Thanks for the replies folks.

if_confused_then_ask and Nigel

Thanks for the ideas. I am aware of the slow down with Script Editor ;). Also , I implemented the a reference to operator after the script object idea. I never tried timing them exactly and as a result didn’t notice any significant increase in speed.

However there was an increase when I implemented the script object(it was VERY obvious) and if the results are the same for both the a reference to operator and script object then I’m sure it does work !

The slow down occurs not when creating the list since this all happens way at the top . The list is created by reading an sqlite db file. This process is pretty quick. I will however look at that section again even if only to improve with a second or two :stuck_out_tongue:

The script actually slows down as it loops through each item, after about 3000-4000 items to be more precise. I suppose it could have something to do with the memory limitation in applescript.

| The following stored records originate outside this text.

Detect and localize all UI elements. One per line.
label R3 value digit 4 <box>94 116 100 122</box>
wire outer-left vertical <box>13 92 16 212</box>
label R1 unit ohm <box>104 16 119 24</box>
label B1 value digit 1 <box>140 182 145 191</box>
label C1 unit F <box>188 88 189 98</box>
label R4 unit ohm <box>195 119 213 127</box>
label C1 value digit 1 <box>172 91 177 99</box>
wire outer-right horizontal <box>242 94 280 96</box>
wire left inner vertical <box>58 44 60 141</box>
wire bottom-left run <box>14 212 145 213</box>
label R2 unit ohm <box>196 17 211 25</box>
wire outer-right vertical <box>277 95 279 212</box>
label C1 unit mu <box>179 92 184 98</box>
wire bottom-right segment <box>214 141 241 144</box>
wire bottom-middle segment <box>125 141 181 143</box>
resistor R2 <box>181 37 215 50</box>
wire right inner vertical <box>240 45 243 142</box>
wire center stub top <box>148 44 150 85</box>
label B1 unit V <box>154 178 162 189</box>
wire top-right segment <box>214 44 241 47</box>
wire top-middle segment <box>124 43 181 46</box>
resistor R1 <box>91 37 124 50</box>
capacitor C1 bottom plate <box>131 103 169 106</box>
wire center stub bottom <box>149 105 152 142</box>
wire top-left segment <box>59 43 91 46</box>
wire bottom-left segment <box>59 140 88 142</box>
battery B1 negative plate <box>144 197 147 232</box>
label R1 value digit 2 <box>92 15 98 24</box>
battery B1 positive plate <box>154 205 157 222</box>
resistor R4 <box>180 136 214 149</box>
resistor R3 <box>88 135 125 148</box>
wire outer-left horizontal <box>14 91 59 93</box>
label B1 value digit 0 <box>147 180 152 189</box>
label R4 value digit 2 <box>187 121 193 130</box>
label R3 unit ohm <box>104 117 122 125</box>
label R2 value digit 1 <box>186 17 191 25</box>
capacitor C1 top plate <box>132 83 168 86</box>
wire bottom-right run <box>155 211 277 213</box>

I will try the tips Nigel gave and report back.

Thanks again folks
EM

As I understand it, you are reading an SQLite table of 25000 records into an AppleScript variable, then looping through that list to test if something exists. Is that right? No wonder it’s slow :wink:

Why don’t you use the SQLite database for the searching, since it’s much better at it than AppleScript lists. Your pseudo code would be something like:

SQLSelect(“select exists (select 1 from MyHugeTableOfFiles where FileName = '” & myFileNameToMatch & “';”)

which will return 1 if it exists, 0 if it doesn’t.

If your search is more complex, then you are still much better off doing the actual search in SQL rather than transferring a pile of data into AppleScript and searching there.

Tom
BareFeet